The President also proposed a new annual fee of $200 for TRICARE for Life (TFL) beneficiaries beginning in 2012, rising to $295 in 2013, and increasing annually thereafter by the rate of increase in health care costs for TFL beneficiaries. I recommend the Joint Select Committee support the President’s proposal, except I suggest that any future increases in the TFL fee be tied to the same benchmark index used to make annual increases in TRICARE Prime enrollment fees. Both the House-passed and Senate Armed Service Committee-reported versions of the National Defense Authorization Act for Fiscal Year 2012 tie this increase to the rate of increase in the cost of living allowance applied to military retired pay.
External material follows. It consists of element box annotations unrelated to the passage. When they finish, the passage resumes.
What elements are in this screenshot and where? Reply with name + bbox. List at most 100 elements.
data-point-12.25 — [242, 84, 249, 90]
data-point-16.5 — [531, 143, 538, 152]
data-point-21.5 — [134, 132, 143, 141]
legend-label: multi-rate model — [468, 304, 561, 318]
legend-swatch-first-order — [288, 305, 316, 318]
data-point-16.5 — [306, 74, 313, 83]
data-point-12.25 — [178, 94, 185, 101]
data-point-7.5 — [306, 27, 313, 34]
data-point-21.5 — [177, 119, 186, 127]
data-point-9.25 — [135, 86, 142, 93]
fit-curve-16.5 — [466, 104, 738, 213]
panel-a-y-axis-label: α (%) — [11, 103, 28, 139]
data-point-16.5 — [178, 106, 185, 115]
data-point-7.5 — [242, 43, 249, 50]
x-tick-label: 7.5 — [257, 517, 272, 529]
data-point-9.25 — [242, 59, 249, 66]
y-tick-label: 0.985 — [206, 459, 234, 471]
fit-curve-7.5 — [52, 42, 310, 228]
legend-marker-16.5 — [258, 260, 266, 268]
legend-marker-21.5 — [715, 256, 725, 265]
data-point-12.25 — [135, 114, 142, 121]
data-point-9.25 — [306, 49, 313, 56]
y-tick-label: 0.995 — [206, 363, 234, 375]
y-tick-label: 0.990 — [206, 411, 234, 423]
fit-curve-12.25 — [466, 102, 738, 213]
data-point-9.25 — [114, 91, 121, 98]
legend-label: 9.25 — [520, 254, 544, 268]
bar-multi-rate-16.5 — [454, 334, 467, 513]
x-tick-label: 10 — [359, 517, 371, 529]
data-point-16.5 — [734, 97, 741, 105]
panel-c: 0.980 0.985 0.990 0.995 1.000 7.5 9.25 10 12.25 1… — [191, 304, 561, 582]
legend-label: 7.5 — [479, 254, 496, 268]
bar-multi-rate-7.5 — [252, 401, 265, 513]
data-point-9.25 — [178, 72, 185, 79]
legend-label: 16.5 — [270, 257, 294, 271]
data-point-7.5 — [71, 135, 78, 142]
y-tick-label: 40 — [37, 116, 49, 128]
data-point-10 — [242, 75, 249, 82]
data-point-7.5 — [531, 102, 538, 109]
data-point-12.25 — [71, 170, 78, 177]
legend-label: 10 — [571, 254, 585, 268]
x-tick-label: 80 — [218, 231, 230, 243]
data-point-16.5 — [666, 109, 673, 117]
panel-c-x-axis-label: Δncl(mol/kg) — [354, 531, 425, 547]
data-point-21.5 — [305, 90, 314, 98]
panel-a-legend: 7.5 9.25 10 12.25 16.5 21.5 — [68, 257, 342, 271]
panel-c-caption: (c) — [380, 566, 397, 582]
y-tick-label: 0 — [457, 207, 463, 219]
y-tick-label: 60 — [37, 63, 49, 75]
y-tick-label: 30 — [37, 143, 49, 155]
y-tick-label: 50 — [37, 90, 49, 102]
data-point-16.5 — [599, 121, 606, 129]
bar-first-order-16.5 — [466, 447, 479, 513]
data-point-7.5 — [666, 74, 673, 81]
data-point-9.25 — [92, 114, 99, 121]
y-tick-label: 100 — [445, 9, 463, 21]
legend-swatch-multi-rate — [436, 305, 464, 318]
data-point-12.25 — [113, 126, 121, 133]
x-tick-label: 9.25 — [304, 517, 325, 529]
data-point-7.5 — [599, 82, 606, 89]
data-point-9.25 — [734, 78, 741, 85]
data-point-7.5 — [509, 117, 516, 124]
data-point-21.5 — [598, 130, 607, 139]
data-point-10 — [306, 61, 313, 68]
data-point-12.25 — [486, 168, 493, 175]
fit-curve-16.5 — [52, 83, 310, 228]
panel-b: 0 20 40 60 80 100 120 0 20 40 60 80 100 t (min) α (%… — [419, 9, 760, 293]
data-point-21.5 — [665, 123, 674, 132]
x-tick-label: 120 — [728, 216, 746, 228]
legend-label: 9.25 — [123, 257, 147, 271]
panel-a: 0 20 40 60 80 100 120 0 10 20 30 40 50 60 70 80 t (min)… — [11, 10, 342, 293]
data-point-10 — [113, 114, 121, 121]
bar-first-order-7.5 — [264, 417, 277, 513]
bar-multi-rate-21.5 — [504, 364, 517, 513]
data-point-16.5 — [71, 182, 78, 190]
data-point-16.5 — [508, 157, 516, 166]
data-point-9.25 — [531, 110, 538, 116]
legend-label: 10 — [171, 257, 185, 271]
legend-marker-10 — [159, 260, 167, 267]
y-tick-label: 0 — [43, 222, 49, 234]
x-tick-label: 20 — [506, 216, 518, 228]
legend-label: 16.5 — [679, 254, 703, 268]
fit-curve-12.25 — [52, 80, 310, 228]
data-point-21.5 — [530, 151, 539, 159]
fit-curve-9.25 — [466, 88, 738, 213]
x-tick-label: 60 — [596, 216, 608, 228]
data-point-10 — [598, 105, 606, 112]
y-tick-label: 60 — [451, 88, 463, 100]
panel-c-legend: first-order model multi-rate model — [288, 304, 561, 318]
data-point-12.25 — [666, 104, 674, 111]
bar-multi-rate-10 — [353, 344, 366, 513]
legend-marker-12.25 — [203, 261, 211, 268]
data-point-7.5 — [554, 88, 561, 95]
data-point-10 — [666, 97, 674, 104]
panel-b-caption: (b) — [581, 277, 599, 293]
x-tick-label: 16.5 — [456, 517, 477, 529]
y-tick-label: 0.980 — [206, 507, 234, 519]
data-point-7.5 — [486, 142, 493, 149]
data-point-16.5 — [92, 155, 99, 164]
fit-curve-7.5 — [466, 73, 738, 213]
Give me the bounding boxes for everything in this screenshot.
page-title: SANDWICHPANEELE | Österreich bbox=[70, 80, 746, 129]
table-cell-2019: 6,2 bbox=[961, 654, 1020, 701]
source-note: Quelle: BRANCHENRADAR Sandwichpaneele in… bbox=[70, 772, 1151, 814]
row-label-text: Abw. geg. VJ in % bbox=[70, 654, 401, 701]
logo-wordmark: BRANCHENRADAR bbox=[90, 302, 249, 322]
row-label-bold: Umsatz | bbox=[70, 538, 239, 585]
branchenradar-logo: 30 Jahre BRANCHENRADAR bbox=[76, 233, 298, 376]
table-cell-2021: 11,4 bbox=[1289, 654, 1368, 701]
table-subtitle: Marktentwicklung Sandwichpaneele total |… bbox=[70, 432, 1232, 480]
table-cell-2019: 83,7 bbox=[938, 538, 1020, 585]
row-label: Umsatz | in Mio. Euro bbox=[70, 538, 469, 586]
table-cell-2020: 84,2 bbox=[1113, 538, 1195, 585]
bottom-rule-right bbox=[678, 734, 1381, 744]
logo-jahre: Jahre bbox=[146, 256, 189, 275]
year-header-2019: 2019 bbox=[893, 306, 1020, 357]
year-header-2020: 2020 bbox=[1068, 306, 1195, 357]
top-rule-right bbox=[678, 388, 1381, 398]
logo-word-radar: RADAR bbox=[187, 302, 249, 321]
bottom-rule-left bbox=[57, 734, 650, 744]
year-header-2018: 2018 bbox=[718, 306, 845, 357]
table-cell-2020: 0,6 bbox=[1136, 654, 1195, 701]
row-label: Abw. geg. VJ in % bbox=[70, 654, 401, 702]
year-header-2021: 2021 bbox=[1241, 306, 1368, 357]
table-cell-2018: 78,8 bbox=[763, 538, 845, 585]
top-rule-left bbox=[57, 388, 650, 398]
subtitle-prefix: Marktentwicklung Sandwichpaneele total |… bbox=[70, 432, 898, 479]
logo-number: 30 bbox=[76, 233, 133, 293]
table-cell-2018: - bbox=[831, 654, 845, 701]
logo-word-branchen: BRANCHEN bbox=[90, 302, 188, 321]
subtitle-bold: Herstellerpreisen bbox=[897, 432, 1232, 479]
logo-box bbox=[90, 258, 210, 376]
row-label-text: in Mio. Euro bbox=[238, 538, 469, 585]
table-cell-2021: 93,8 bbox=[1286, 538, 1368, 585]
Whichever benchmark is ultimately agreed upon, annual fee increases for retirees over the age of 65 should be the same as annual fee increases for working-age retirees.
The President’s second TRICARE-related proposal would change retail pharmacy copayments from a dollar figure to a percentage of the cost of the prescription. I have recently learned from DOD, however, that instituting such a percentage copayment structure at retail pharmacies is not feasible due to the application of Federal Ceiling Price (FCP) cost caps. Under this price structure, the true cost of a retail prescription is not known until after FCP rebates are received by DOD, making it impractical to calculate and collect a percentage copayment from beneficiaries at the point of sale in a retail pharmacy. I have asked DOD for assistance in developing an alternative proposal that would achieve similar savings. I will submit this proposal to you as soon as it is available.
The President has also proposed applying the same copayment to preferred and non-preferred brand name drugs. The TRICARE pharmacy benefit currently distinguishes between them to give preference to brands that the pharmaceutical manufacturers agree to sell at an additional discount. Under the current TRICARE pharmacy program, out-of-pocket beneficiary copayment rates are less for preferred brands than for non-preferred brands to incentivize beneficiaries to choose preferred brands, which in turn encourages manufacturers to offer DOD additional discounts. The President’s proposal would compromise the Department’s negotiating leverage with pharmaceutical manufacturers. These discounts are important to reducing the cost to DOD. For these reasons, I recommend that the Joint Select Committee reject the President’s proposal to make the copayment rate for non-preferred brands identical to preferred brands.
I look forward to working with you to ensure that even as the nation addresses its fiscal challenges, America’s military remains the finest in the world.